Endo to acquire NuPathe for $105 million, or $2.85 per share in cash

Kelsey Kaustinen
MALVERN, Pa.—Endo Health Solutions has announced the establishment of a definitive agreement under which it will acquire NuPathe Inc., a specialty pharmaceutical company developing therapeutics for central nervous system diseases. The deal prices NuPathe at $2.85 per share in cash, for an approximate total of $105 million. NuPathe’s shareholders will also receive rights to additional cash payments of up to $3.15 per share if pre-established net sale of ZECUITY are met. Endo expects to realize cost synergies from this deal, which is expected to be accretive to the company’s adjusted diluted earnings per share within the first year after closing.
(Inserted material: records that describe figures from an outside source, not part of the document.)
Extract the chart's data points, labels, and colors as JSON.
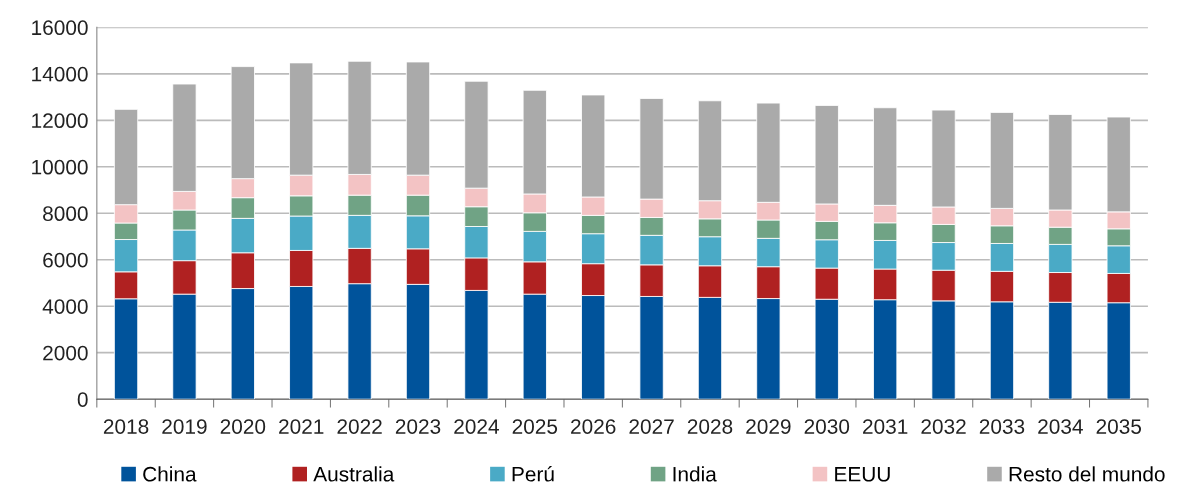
{
  "chart_data": {
    "type": "bar",
    "stacked": true,
    "categories": [
      "2018",
      "2019",
      "2020",
      "2021",
      "2022",
      "2023",
      "2024",
      "2025",
      "2026",
      "2027",
      "2028",
      "2029",
      "2030",
      "2031",
      "2032",
      "2033",
      "2034",
      "2035"
    ],
    "series": [
      {
        "name": "China",
        "color": "#00539b",
        "values": [
          4320,
          4520,
          4760,
          4850,
          4970,
          4940,
          4680,
          4520,
          4460,
          4420,
          4380,
          4330,
          4300,
          4280,
          4230,
          4190,
          4170,
          4150
        ]
      },
      {
        "name": "Australia",
        "color": "#b02121",
        "values": [
          1160,
          1440,
          1540,
          1550,
          1520,
          1530,
          1400,
          1390,
          1370,
          1360,
          1360,
          1370,
          1340,
          1320,
          1320,
          1310,
          1280,
          1260
        ]
      },
      {
        "name": "Perú",
        "color": "#4aaac6",
        "values": [
          1390,
          1320,
          1480,
          1480,
          1420,
          1420,
          1350,
          1310,
          1290,
          1270,
          1250,
          1220,
          1220,
          1230,
          1190,
          1200,
          1210,
          1190
        ]
      },
      {
        "name": "India",
        "color": "#70a385",
        "values": [
          710,
          860,
          890,
          870,
          870,
          890,
          850,
          800,
          790,
          770,
          770,
          790,
          790,
          760,
          780,
          760,
          740,
          730
        ]
      },
      {
        "name": "EEUU",
        "color": "#f3c3c4",
        "values": [
          790,
          800,
          820,
          890,
          890,
          860,
          800,
          810,
          790,
          790,
          780,
          760,
          750,
          750,
          750,
          750,
          740,
          730
        ]
      },
      {
        "name": "Resto del mundo",
        "color": "#aaaaaa",
        "values": [
          4100,
          4620,
          4820,
          4830,
          4870,
          4870,
          4600,
          4460,
          4390,
          4330,
          4300,
          4270,
          4240,
          4200,
          4170,
          4130,
          4110,
          4080
        ]
      }
    ],
    "ylim": [
      0,
      16000
    ],
    "yticks": [
      0,
      2000,
      4000,
      6000,
      8000,
      10000,
      12000,
      14000,
      16000
    ],
    "grid": "y",
    "legend": "bottom"
  }
}
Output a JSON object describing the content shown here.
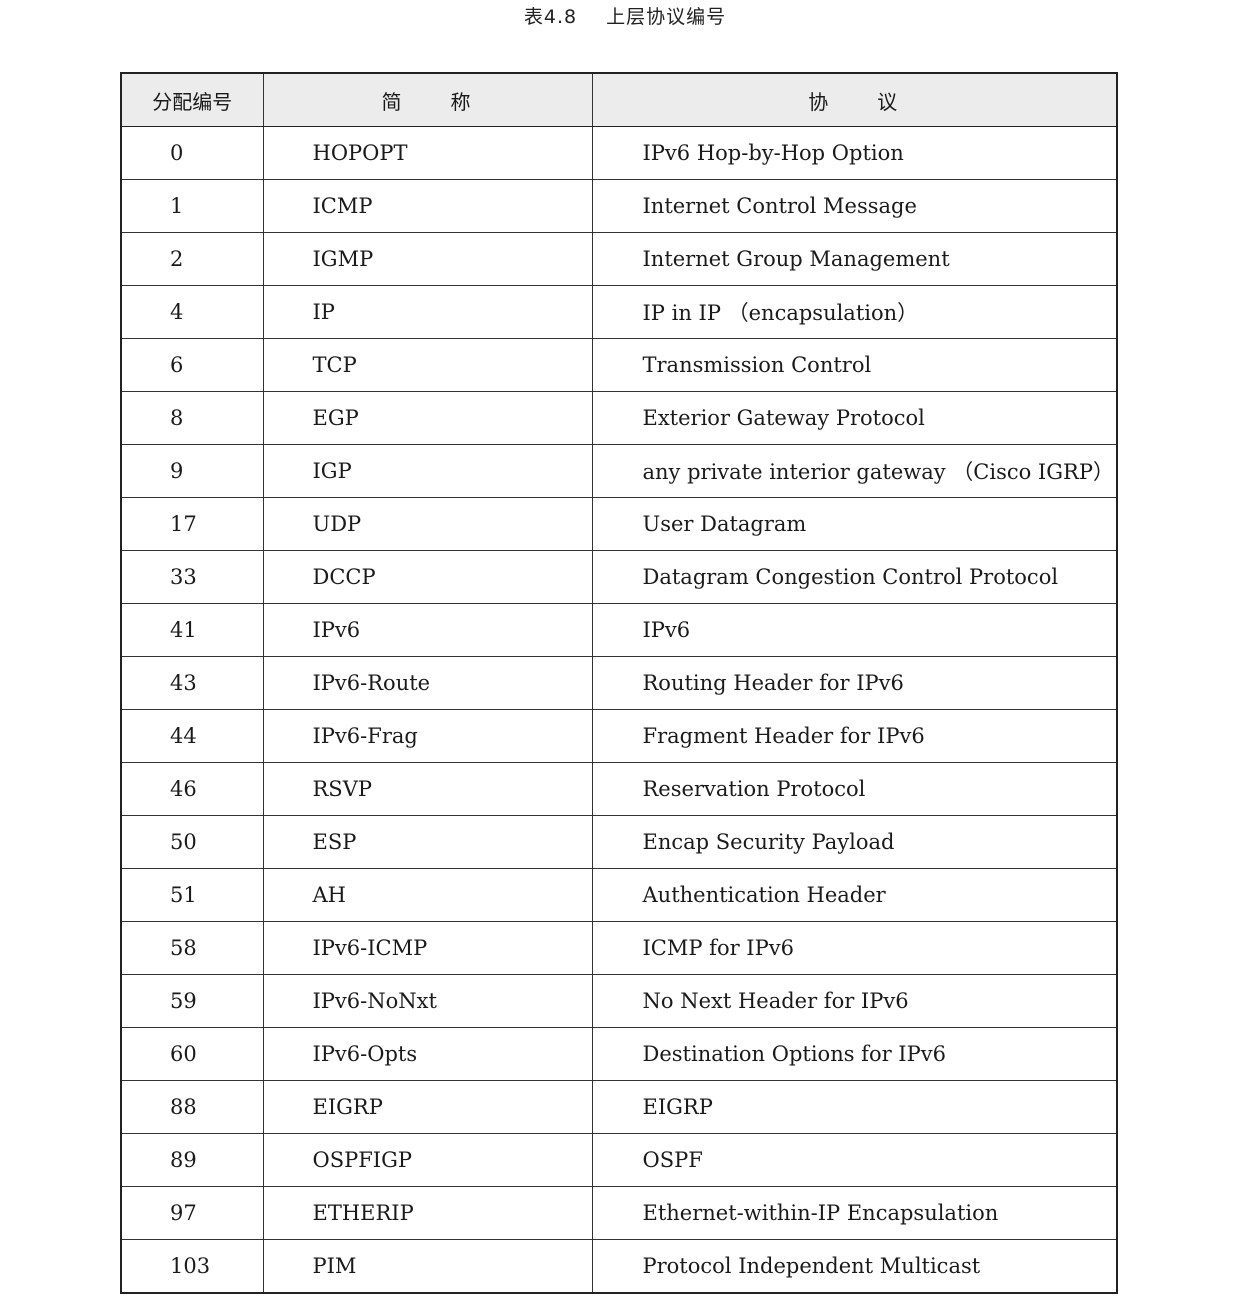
{
  "caption": {
    "label": "表4.8",
    "title": "上层协议编号"
  },
  "table": {
    "headers": {
      "number": "分配编号",
      "abbreviation": "简　　称",
      "protocol": "协　　议"
    },
    "rows": [
      {
        "number": "0",
        "abbreviation": "HOPOPT",
        "protocol": "IPv6 Hop-by-Hop Option"
      },
      {
        "number": "1",
        "abbreviation": "ICMP",
        "protocol": "Internet Control Message"
      },
      {
        "number": "2",
        "abbreviation": "IGMP",
        "protocol": "Internet Group Management"
      },
      {
        "number": "4",
        "abbreviation": "IP",
        "protocol": "IP in IP （encapsulation）"
      },
      {
        "number": "6",
        "abbreviation": "TCP",
        "protocol": "Transmission Control"
      },
      {
        "number": "8",
        "abbreviation": "EGP",
        "protocol": "Exterior Gateway Protocol"
      },
      {
        "number": "9",
        "abbreviation": "IGP",
        "protocol": "any private interior gateway （Cisco IGRP）"
      },
      {
        "number": "17",
        "abbreviation": "UDP",
        "protocol": "User Datagram"
      },
      {
        "number": "33",
        "abbreviation": "DCCP",
        "protocol": "Datagram Congestion Control Protocol"
      },
      {
        "number": "41",
        "abbreviation": "IPv6",
        "protocol": "IPv6"
      },
      {
        "number": "43",
        "abbreviation": "IPv6-Route",
        "protocol": "Routing Header for IPv6"
      },
      {
        "number": "44",
        "abbreviation": "IPv6-Frag",
        "protocol": "Fragment Header for IPv6"
      },
      {
        "number": "46",
        "abbreviation": "RSVP",
        "protocol": "Reservation Protocol"
      },
      {
        "number": "50",
        "abbreviation": "ESP",
        "protocol": "Encap Security Payload"
      },
      {
        "number": "51",
        "abbreviation": "AH",
        "protocol": "Authentication Header"
      },
      {
        "number": "58",
        "abbreviation": "IPv6-ICMP",
        "protocol": "ICMP for IPv6"
      },
      {
        "number": "59",
        "abbreviation": "IPv6-NoNxt",
        "protocol": "No Next Header for IPv6"
      },
      {
        "number": "60",
        "abbreviation": "IPv6-Opts",
        "protocol": "Destination Options for IPv6"
      },
      {
        "number": "88",
        "abbreviation": "EIGRP",
        "protocol": "EIGRP"
      },
      {
        "number": "89",
        "abbreviation": "OSPFIGP",
        "protocol": "OSPF"
      },
      {
        "number": "97",
        "abbreviation": "ETHERIP",
        "protocol": "Ethernet-within-IP Encapsulation"
      },
      {
        "number": "103",
        "abbreviation": "PIM",
        "protocol": "Protocol Independent Multicast"
      }
    ]
  }
}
The transaction, which is expected to close early next year, was unanimously approved by NuPathe’s board of directors.
 
Per the terms of the merger agreement, an Endo affiliate will commence a tender offer to acquire all of NuPathe’s outstanding shares of common stock at $2.85 per share and the right to receive contingent cash consideration payments of up to $3.15 per share if net sales milestone for ZECUITY are reached. Once the tender offer is successfully completed, Endo will acquire all remaining shares not tendered to the offer in a second-step merger at the same share price and contingent cash consideration payments. The tender offer is subject to several conditions, including a minimum tender of a majority of NuPathe’s outstanding shares to the offer, the expiration of any applicable waiting periods and other customary closing conditions.
 
“The acquisition of NuPathe enhances our branded pharmaceutical portfolio and is well aligned with our strategy of acquiring late-stage products for commercialization,” Rajiv De Silva, president and CEO of Endo, commented in a statement. “We’re excited about the opportunity to launch ZECUITY, a treatment that could be an option for millions of migraine patients, including those with migraine-related nausea. Following the close of the deal, we plan to launch ZECUITY in the first half of 2014 by leveraging our existing commercial expertise in pain and migraine management and the current infrastructure of our branded pharmaceuticals business overall.”
 
ZECUITY (sumatriptan iontophoretic transdermal system) is the first and only patch to receive U.S. Food and Drug Administration approval for the acute treatment of migraine with or without aura in adults. The disposable, single-use transdermal patch delivers sumatriptan, the most commonly prescribed migraine medication, through the skin, and offers relief for migraine pain and related nausea.
 
“Our team has worked very hard to develop products that we believe will provide significant clinical advantages over current treatments for patient populations facing diseases of the central nervous system. We believe this acquisition by Endo will increase the potential for ZECUITY to make a meaningful difference for patients we have worked so hard to serve,” Armando Anido, CEO of NuPathe, said in a press release.
 
In a November announcement of its Q3 financial results, NuPathe reported a net loss of $7.8 million, or 25 cents per diluted share, with operating costs of $7.6 million. The company also noted that September saw the beginning of patient dosing in a Phase 1 study of ZECUITY in adolescents with a history of migraines to determine safety, pharmacokinetics and tolerability in adolescent patients.
 
Endo brought on Skadden Arps as its legal advisor for this transaction. NuPathe enlisted MTS Securities, LLC, an affiliate of MTS Health Partners, LP, as its financial advisor, with Morgan, Lewis & Bockius LLP serving as its legal advisor.